Large bodies of the richest drained prairie Land bordering Lake Griffin. Best possible track farming insuring great crops and freedom from drought. The new town and station are situated on healthful high pine land adjoining the great famous hammocks and wild budded orange groves which have made the place a center of wealth and wealthy men.

Col. Thomas C. Lanier 1886

The Lake County Historical Society has some additional information about this town. It apparently was the 2nd post office ever established in Lake County. There is also a copy of a speech in their records that claims the town was founded by a relative of Sydney Lanier. However, if Col. Thomas C. Lanier is related to Sydney Lanier, the relationship is not close.

In February 2003, most of the platted lots were purchased by Cattle Country, LLC. This company began marketing the land based on the original map of the town. Lake County required aggregating the old lots to comply with the current density rules, so each of the lots marketed by Cattle Country, LLC contain at least two of the original lots of the old plat. Although all of the roads actually built are from the original plat, there were also a number of roads that were no longer needed (because of the aggregation of old lots) which were either vacated or simply not built. This land was also marketed under the name Lanier Glen, but only for marketing purposes.

During the redevelopment of this land, fragments of porcelain and glass were the only evidence found from the previous settlement.

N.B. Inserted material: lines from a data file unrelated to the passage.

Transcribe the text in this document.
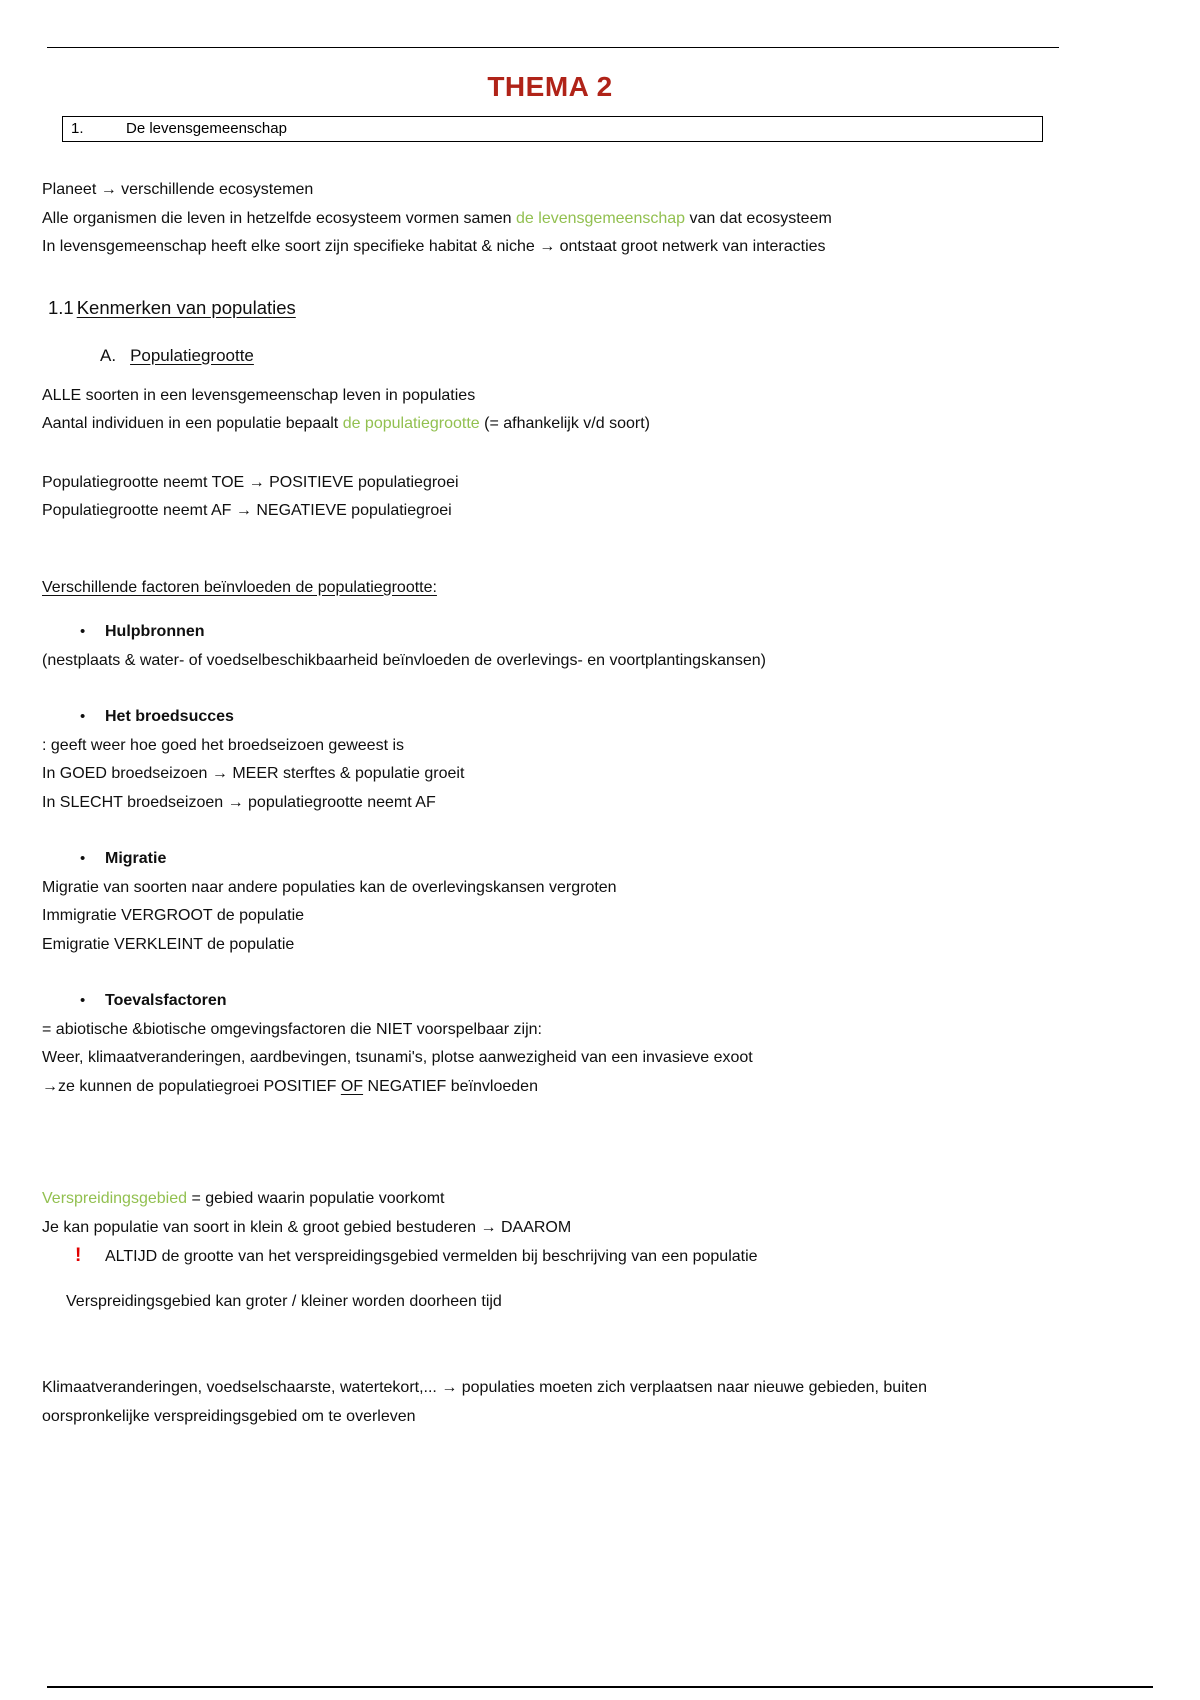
THEMA 2
1.	De levensgemeenschap

Planeet → verschillende ecosystemen
Alle organismen die leven in hetzelfde ecosysteem vormen samen de levensgemeenschap van dat ecosysteem
In levensgemeenschap heeft elke soort zijn specifieke habitat & niche → ontstaat groot netwerk van interacties

1.1 Kenmerken van populaties
A. Populatiegrootte

ALLE soorten in een levensgemeenschap leven in populaties
Aantal individuen in een populatie bepaalt de populatiegrootte (= afhankelijk v/d soort)

Populatiegrootte neemt TOE → POSITIEVE populatiegroei
Populatiegrootte neemt AF → NEGATIEVE populatiegroei

Verschillende factoren beïnvloeden de populatiegrootte:

• Hulpbronnen

(nestplaats & water- of voedselbeschikbaarheid beïnvloeden de overlevings- en voortplantingskansen)

• Het broedsucces

: geeft weer hoe goed het broedseizoen geweest is
In GOED broedseizoen → MEER sterftes & populatie groeit
In SLECHT broedseizoen → populatiegrootte neemt AF

• Migratie

Migratie van soorten naar andere populaties kan de overlevingskansen vergroten
Immigratie VERGROOT de populatie
Emigratie VERKLEINT de populatie

• Toevalsfactoren

= abiotische &biotische omgevingsfactoren die NIET voorspelbaar zijn:
Weer, klimaatveranderingen, aardbevingen, tsunami's, plotse aanwezigheid van een invasieve exoot
→ze kunnen de populatiegroei POSITIEF OF NEGATIEF beïnvloeden

Verspreidingsgebied = gebied waarin populatie voorkomt
Je kan populatie van soort in klein & groot gebied bestuderen → DAAROM
! ALTIJD de grootte van het verspreidingsgebied vermelden bij beschrijving van een populatie

Verspreidingsgebied kan groter / kleiner worden doorheen tijd

Klimaatveranderingen, voedselschaarste, watertekort,... → populaties moeten zich verplaatsen naar nieuwe gebieden, buiten oorspronkelijke verspreidingsgebied om te overleven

Col. Thomas C. Lanier's personal groves are shown on the original plat. Although they were not given a lot number, they are just east of the numbered lots. It is unknown if he had a house on this land or not. Today his land can be found at the southwest corner of the intersection of Treasure Island Ave and North Treasure Island Rd, Leesburg, Florida. This land and some additional land on the north side of Treasure Island Ave were platted by Cattle Country, LLC in 2004 as Lanier Groves.